Patterning Semiconductor Integrated Circuits with Holistic Nanolithography by Ronald Goossens and Anthony Yen
The first monolithic silicon integrated circuit was fabricated at Fairchild in 1961, a flip-flop containing 4 transistors. Fast forward the clock to 2022 and there was Nvidia’s H100 processor with 80 billion transistors fabricated at TSMC using its 4-nm-node technology. In this seminar, we will present a history of photolithography, the patterning technology that has fueled our industry’s progress for so many decades. Starting with contact/proximity printing, our industry gradually switched in the mid-1970s to projection lithography whose resolution is governed by the famous formula k_1 λ⁄NA, moving step-by-step to higher numerical apertures (NA) and shorter exposure wavelengths (λ) to provide better and better resolution. These two factors culminated in 193nm immersion lithography for which NA=1.35 and extreme ultraviolet (EUV) lithography at λ=13.5 nm. The k_1-factor has been driven down concurrently by better-quality projection optics, better metrology enabling advanced process-control schemes, and resolution-enhancing technologies driven by computational lithography to minimize CD variations and edge-placement error. These three factors (sounds so simple!), k_1 , λ , NA worked together to have made this remarkable journey possible. We will conclude the seminar with an outlook how continued advancements in EUV lithography, e-beam inspection, and computational lithography can work holistically to realize our vision of enclosing one trillion transistors in a single package by 2030.
Ronald Goossens was born and raised in the Netherlands. After obtaining his PhD in physics at Utrecht University he joined Philips Research in the mid-1980s to work on the 3-micron CMOS device technology. After a 2-year industrial visitor sabbatical to Stanford University, he landed at National Semiconductor where he led a team that established analog circuit simulation as a core competency. An assignment at SRC as Science Director for Modeling and Simulation followed, bringing together the best brains from academia, industry, and the US DOE national labs to further fundamental understanding of semiconductor device physics. Next, he functioned as the program director for digital TV at NXP, resulting in the single-chip solution for the world’s first fully integrated multi-channel HDTV. In 2005 he joined ASML focusing on bringing computational lithography into semiconductor manufacturing. Today, after 17 years with ASML and culminating in the development of the 3-nm technology, he continues part time at ASML as Strategy Consultant for their Applications business line.

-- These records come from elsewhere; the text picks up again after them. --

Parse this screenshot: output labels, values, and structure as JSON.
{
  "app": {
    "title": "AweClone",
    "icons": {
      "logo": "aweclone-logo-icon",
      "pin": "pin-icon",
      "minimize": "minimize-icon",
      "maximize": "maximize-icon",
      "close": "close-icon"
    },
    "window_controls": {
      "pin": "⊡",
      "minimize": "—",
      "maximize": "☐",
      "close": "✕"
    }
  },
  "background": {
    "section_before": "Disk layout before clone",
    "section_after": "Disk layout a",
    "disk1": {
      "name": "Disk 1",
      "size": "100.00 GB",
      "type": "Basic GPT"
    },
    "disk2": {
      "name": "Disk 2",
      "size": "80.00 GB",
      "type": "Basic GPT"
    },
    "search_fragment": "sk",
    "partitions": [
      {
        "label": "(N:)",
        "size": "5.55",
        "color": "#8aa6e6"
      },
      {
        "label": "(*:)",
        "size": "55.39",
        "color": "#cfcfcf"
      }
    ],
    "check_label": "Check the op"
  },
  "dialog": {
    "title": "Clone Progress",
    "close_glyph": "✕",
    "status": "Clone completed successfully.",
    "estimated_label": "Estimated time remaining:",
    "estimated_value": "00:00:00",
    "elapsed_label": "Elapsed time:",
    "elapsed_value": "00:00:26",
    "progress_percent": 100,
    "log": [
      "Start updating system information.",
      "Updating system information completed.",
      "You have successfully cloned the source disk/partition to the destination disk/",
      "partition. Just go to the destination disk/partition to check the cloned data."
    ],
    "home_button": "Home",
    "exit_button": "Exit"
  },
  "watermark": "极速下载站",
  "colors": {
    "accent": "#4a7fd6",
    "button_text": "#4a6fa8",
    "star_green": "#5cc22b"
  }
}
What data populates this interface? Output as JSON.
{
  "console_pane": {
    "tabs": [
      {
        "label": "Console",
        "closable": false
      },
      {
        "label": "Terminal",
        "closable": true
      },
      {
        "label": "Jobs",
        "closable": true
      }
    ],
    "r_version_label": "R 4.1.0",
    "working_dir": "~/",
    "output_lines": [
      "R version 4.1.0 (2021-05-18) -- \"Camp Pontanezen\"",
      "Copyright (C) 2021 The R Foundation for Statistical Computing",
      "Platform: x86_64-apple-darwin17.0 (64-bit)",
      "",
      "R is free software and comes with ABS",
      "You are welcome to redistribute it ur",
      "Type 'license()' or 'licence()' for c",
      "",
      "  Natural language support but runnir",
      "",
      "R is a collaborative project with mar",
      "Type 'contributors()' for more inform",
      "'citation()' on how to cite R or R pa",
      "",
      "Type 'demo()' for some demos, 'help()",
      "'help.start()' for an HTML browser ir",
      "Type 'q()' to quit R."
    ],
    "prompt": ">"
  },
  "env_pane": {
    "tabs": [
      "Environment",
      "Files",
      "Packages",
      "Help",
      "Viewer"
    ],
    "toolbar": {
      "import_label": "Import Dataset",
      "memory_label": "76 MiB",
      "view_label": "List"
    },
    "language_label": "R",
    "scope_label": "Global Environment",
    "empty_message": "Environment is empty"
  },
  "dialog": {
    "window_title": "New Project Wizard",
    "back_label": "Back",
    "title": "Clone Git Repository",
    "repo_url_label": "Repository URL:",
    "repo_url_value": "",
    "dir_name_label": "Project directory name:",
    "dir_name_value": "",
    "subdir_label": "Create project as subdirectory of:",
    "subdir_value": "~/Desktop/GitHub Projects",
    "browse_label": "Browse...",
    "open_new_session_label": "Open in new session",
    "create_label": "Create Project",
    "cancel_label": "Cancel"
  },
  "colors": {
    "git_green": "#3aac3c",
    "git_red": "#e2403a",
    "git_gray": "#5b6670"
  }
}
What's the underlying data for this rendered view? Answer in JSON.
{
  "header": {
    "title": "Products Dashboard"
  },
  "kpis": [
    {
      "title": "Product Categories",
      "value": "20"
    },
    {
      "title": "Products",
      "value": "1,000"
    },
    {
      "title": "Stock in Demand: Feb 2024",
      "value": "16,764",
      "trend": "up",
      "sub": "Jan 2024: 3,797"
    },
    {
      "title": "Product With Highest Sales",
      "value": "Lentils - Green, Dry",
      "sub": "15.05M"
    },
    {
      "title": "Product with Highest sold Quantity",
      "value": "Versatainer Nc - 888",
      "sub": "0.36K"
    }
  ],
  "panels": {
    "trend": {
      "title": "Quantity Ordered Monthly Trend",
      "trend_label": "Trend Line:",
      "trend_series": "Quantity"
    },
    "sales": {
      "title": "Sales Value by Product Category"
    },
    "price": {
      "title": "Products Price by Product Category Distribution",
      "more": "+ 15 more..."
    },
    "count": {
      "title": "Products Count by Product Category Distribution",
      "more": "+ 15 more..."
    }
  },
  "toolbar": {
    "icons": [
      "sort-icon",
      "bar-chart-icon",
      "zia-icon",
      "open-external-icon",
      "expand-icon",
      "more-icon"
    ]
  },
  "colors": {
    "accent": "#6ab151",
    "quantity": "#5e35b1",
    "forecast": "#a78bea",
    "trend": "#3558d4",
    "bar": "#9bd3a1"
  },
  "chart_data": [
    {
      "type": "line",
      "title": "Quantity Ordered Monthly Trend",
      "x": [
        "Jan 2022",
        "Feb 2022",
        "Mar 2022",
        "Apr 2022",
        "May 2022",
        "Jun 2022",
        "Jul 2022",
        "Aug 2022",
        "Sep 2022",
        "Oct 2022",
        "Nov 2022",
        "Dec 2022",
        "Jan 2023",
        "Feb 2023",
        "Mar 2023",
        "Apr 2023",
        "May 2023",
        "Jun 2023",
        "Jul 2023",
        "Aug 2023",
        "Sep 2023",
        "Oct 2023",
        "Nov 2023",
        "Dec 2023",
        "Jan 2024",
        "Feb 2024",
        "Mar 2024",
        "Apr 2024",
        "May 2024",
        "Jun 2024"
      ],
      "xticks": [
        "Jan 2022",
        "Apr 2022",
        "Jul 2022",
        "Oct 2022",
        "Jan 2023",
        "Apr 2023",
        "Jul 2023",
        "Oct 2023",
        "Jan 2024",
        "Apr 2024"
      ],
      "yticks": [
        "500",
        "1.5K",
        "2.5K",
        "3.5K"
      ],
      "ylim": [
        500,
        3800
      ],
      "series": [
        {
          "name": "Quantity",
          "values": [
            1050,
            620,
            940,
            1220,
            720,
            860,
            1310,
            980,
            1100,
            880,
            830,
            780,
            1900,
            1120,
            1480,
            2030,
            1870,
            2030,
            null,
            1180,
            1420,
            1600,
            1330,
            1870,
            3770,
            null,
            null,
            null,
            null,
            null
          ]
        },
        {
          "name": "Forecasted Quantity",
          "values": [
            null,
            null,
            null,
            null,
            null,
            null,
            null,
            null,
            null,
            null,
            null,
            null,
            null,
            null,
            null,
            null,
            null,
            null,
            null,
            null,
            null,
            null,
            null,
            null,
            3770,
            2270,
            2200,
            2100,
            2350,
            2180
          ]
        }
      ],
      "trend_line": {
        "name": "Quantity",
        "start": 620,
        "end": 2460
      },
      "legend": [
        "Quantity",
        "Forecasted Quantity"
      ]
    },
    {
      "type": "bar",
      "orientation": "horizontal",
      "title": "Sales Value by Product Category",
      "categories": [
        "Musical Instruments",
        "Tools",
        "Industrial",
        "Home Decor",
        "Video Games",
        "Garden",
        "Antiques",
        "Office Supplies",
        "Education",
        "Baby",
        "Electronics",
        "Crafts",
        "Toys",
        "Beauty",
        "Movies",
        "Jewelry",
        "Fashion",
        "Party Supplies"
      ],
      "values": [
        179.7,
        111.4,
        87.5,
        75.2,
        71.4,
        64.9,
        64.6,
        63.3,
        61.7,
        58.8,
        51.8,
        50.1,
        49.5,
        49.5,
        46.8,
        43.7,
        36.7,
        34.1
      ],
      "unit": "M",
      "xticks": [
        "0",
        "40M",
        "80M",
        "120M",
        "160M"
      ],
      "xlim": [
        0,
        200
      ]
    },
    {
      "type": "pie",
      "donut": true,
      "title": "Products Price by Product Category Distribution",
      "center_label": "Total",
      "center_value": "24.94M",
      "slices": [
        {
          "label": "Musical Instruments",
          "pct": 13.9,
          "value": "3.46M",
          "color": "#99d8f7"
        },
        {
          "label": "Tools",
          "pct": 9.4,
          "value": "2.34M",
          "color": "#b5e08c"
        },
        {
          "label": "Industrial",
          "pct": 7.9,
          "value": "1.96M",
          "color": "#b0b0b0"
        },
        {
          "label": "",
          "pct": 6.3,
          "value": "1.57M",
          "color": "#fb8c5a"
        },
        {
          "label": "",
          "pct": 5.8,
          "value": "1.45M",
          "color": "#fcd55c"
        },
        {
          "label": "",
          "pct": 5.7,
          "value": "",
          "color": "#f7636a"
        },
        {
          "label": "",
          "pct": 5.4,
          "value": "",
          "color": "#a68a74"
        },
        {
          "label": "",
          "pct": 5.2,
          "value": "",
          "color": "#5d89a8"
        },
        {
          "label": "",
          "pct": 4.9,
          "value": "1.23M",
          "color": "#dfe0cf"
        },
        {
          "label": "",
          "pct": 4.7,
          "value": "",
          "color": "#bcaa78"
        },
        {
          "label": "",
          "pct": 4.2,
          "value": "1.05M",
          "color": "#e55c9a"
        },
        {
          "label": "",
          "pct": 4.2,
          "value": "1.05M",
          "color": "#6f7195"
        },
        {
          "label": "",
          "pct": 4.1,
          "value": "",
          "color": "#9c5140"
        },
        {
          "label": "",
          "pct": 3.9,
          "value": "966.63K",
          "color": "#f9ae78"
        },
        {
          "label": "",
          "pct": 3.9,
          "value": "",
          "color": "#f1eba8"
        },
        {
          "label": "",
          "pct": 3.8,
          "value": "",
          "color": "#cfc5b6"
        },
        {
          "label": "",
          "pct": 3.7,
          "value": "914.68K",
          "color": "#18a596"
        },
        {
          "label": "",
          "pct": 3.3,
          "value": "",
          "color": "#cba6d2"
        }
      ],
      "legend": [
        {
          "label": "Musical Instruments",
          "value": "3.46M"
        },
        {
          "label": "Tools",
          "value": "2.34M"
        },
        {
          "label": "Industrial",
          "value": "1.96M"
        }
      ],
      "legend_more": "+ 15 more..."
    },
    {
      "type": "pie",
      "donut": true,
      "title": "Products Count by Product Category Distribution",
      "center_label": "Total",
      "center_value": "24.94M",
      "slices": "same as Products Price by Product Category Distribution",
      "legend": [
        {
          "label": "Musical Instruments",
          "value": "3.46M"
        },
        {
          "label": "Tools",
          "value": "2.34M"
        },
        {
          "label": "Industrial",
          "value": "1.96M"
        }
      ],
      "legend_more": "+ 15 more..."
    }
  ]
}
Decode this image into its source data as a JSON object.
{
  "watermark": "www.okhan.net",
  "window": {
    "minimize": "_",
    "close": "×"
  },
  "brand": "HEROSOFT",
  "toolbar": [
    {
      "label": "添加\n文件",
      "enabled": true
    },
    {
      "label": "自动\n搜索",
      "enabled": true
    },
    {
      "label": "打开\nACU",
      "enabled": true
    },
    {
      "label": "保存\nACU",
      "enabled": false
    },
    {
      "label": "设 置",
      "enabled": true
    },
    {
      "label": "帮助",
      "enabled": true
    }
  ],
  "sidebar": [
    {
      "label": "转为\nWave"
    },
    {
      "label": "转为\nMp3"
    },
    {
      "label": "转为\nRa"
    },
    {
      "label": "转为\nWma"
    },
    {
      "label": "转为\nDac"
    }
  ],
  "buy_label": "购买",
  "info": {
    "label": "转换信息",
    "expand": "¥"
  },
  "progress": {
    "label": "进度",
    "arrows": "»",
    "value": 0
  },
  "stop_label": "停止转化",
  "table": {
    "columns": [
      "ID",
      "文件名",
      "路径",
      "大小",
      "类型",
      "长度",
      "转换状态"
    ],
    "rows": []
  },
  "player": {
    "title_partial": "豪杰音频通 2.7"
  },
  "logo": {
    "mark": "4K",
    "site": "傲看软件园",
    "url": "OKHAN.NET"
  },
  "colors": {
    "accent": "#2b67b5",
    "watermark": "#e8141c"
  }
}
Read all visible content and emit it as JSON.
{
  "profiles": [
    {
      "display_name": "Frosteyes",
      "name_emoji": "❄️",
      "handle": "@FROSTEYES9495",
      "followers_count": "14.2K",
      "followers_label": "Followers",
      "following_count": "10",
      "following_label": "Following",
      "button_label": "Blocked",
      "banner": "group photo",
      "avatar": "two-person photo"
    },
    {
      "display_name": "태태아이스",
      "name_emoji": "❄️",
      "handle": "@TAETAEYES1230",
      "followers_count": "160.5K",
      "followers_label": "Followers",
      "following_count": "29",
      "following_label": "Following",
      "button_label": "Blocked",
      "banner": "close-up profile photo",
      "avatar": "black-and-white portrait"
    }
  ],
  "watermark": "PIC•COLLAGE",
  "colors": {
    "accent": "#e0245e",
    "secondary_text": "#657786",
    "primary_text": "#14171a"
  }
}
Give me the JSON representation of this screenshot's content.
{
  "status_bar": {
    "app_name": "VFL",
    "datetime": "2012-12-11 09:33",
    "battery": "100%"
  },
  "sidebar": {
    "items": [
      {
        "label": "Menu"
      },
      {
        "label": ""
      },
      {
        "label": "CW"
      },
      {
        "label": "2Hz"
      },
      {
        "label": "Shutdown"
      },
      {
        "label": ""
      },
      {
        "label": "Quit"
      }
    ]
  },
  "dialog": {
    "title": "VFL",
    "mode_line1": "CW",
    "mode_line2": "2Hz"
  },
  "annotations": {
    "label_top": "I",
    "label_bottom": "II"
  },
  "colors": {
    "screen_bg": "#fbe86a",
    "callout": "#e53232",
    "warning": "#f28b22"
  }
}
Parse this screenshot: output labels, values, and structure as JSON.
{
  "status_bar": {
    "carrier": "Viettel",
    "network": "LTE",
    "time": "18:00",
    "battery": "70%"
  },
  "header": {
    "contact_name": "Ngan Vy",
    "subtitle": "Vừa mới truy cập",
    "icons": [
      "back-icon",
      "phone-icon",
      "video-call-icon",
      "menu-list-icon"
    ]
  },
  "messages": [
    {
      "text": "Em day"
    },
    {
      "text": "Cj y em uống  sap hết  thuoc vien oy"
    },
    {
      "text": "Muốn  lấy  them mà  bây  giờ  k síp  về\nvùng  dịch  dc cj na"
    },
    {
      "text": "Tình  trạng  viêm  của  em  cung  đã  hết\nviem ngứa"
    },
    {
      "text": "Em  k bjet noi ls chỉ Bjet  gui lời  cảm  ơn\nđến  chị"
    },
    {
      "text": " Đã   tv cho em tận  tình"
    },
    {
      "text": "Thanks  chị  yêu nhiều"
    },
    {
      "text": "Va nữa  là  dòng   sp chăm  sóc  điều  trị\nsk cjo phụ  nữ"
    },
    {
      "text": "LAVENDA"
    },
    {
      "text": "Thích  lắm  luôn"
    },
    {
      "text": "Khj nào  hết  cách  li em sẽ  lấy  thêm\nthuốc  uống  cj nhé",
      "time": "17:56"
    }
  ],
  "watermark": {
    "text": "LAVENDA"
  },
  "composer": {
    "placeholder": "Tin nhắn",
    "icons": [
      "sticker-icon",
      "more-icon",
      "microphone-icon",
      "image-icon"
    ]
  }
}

Anthony (Tony) Yen came to Purdue as a young immigrant to the US in the early 1980s. He received his BSEE here and went on to obtain SM, EE, PhD, and MBA at MIT. He began his career at Texas Instruments and was assigned to imec to co-develop advanced lithography technologies. From 1997 to 2017, apart from three years at Cymer (now part of ASML), he was with TSMC where he first led the development of its lithography processes, making TSMC the first company to adopt 193-nm lithography in the manufacture of logic integrated circuits, and then co-led infrastructure development for next-generation-lithography technologies on assignment at SEMATECH; in his last ten years of career at TSMC, he led the development of EUV lithography, including its mask technology, for high-volume manufacturing. In 2017 he joined ASML as Vice President and Head of Technology Development Center. He is a recipient of the Frits Zernike Award for Microlithography from SPIE and the Outstanding Electrical and Computer Engineer Award from Purdue. He serves on Purdue’s Semiconductor Degrees Leadership Board.